TEMPO.CO, Jakarta - Ketua Umum Asosiasi Pengusaha Ritel Indonesia (Aprindo), Roy Nicholas Mandey, kembali mempertanyakan sikap Kementerian Perdagangan (Kemendag) nan tak kunjung bayar utang rafaksi minyak goreng senilai Rp474,8 miliar sejak dua tahun lalu. Dia menduga, kelambanan pembayaran itu disebabkan birokrasi nan terlalu dibuat-buat.
“Dugaan saya terlalu dibuat-buat birokrasinya. nan bisa dipermudah dan dipercepat kenapa diperlambat. Mestinya enggak perlu begitu kan,” kata dia saat ditemui Tempo di Kantor Aprindo, Jakarta Selatan, Senin, 3 Juni 2024.
Dugaan Roy merujuk kepada langkah Kemendag nan disebut memverifikasi ulang info pembayaran utang melalui Badan Pengelola Dana Perkebunan Kelapa Sawit (BPDPKS). Menurut dia, langkah itu tak diperlukan lantaran surveyor Sucofindo sebelumnya telah memverifikasi info itu.
Ia menyatakan sampai saat ini dia menunggu Kemendag bayar utang itu melalui BPDPKS. Dia berambisi pembayaran itu tak bakal berlarut lebih lama lagi. Karena tak ada argumen bagi Kemendag untuk menunda pembayaran itu.

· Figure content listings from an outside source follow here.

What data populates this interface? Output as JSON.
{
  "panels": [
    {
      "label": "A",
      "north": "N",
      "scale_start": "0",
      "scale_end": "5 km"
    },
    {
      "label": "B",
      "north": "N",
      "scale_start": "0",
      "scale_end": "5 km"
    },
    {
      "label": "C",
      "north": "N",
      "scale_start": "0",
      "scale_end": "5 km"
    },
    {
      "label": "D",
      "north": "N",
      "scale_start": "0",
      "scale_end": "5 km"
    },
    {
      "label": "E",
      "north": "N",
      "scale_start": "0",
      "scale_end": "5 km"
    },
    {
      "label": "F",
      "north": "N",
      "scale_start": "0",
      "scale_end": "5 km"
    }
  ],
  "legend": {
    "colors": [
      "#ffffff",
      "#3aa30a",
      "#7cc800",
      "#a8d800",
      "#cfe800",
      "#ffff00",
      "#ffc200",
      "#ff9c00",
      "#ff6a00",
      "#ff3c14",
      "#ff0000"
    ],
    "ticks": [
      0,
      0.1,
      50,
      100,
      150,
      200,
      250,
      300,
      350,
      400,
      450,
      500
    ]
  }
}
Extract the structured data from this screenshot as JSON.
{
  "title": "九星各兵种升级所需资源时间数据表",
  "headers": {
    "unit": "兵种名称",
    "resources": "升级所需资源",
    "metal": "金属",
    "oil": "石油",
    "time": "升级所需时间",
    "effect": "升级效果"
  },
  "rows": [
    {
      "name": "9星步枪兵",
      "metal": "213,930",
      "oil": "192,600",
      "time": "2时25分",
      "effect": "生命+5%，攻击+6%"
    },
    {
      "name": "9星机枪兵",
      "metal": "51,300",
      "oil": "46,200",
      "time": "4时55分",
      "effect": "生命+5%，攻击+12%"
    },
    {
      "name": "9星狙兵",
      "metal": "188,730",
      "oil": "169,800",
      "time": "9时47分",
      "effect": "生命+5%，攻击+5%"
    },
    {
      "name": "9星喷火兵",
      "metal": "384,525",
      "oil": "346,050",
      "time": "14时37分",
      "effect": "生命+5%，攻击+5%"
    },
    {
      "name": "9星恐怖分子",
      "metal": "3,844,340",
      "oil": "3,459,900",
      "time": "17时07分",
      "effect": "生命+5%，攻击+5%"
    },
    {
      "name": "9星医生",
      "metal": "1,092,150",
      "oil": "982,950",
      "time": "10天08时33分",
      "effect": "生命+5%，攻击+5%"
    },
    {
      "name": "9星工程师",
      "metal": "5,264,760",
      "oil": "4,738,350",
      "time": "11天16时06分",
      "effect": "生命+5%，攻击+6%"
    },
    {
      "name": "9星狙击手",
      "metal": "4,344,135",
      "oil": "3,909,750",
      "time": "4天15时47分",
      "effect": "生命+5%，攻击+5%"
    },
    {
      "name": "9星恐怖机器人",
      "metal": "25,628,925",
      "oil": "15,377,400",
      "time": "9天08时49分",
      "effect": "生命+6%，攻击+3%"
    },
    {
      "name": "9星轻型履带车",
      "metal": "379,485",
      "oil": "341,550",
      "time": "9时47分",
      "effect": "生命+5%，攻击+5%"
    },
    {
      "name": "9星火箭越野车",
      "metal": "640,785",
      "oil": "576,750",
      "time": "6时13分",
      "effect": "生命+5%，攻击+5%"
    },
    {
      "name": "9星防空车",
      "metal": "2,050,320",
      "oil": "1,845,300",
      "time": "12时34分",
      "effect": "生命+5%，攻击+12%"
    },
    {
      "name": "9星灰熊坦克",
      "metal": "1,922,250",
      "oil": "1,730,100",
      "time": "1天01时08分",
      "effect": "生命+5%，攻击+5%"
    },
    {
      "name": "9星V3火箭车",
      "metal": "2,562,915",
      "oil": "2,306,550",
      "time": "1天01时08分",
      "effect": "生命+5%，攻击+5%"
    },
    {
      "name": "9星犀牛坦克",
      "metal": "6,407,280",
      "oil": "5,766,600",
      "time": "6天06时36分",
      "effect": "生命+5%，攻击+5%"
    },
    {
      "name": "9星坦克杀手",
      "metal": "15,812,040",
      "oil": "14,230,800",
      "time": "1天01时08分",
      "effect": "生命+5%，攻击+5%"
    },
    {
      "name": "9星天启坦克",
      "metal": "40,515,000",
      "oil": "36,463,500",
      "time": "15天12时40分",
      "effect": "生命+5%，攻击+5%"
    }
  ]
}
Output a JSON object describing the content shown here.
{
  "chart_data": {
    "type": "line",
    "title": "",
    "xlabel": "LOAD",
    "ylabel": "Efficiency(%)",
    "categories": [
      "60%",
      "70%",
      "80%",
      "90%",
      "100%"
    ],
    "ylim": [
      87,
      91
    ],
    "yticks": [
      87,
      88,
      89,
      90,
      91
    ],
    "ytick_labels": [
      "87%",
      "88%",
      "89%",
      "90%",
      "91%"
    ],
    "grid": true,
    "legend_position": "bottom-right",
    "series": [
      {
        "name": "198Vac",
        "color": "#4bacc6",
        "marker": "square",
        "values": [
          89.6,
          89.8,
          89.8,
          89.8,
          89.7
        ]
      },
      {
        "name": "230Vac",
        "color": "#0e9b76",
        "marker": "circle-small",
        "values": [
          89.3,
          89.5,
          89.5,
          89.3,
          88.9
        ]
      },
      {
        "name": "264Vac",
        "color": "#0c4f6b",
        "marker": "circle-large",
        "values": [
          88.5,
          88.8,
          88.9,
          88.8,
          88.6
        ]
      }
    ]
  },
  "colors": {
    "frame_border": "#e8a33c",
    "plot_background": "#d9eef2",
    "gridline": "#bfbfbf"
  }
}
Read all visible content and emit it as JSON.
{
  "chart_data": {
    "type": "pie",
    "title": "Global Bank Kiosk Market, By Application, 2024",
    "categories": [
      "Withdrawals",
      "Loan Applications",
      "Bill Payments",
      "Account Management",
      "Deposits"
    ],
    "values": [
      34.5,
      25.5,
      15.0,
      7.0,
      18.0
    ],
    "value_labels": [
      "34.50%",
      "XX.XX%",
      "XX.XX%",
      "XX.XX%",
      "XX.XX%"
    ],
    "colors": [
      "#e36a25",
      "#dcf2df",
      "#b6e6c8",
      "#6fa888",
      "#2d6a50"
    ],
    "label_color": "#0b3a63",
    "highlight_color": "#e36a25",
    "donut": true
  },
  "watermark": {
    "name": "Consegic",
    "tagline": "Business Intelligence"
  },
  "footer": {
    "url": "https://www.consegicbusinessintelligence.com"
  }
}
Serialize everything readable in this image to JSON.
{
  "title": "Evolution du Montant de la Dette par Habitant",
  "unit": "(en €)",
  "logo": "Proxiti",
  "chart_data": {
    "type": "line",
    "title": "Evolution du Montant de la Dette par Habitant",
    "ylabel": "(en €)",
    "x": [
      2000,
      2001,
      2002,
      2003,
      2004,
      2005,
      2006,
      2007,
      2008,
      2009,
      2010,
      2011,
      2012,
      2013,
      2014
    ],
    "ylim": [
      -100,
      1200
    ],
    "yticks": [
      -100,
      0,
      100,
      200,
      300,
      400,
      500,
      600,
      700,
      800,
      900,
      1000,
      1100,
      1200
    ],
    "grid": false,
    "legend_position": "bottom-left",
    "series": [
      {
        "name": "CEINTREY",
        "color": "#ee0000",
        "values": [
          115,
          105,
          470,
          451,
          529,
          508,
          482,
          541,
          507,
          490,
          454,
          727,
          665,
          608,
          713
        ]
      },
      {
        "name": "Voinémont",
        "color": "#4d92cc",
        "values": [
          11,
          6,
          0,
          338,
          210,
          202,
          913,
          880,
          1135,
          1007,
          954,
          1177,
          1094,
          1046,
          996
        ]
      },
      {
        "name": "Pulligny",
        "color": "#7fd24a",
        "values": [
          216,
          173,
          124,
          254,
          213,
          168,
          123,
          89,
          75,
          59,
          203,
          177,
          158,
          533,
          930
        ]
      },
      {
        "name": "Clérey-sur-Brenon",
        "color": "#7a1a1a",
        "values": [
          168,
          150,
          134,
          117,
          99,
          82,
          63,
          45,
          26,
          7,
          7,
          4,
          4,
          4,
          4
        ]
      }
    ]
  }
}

Ketika dikonfirmasi, Direktur Jenderal Perdagangan Dalam Negeri Kemendag, Isy Karim, membenarkan Sucofindo telah memverifikasi kesesuaian info pembayaran dengan klaim pelaku usaha. “Yang dilakukan BPDPKS merupakan proses nan merupakan sistem pembayaran saja,” kata dia saat dihubungi melalui pesan singkat, Selasa, 4 Juni 2024.
Berdasarkan hasil verifikasi Sucofindo, pemerintah kudu bayar utang sebesar Rp474 miliar kepada produsen minyak goreng, dan pengusaha nan terdiri dari ritel modern maupun tradisional. Namun, nomor itu berbeda dari klaim nan diajukan oleh 54 pelaku upaya ialah senilai Rp812 miliar. Sementara, Asosiasi Pengusaha Ritel Indonesia (Aprindo) sendiri menyatakan pemerintah punya utang ke ritel sebesar Rp344 miliar.
Iklan
Kisruh utang-piutang ini muncul sejak 2022 seiring dengan program satu nilai minyak goreng. Saat itu, Kemendag mengusulkan program minyak goreng satu nilai senilai Rp14 ribu per liter, dengan selisih biaya produksi dan penjualan ditanggung pemerintah. Kebijakan itu ada lantaran nilai minyak sawit mentah sedang melambung.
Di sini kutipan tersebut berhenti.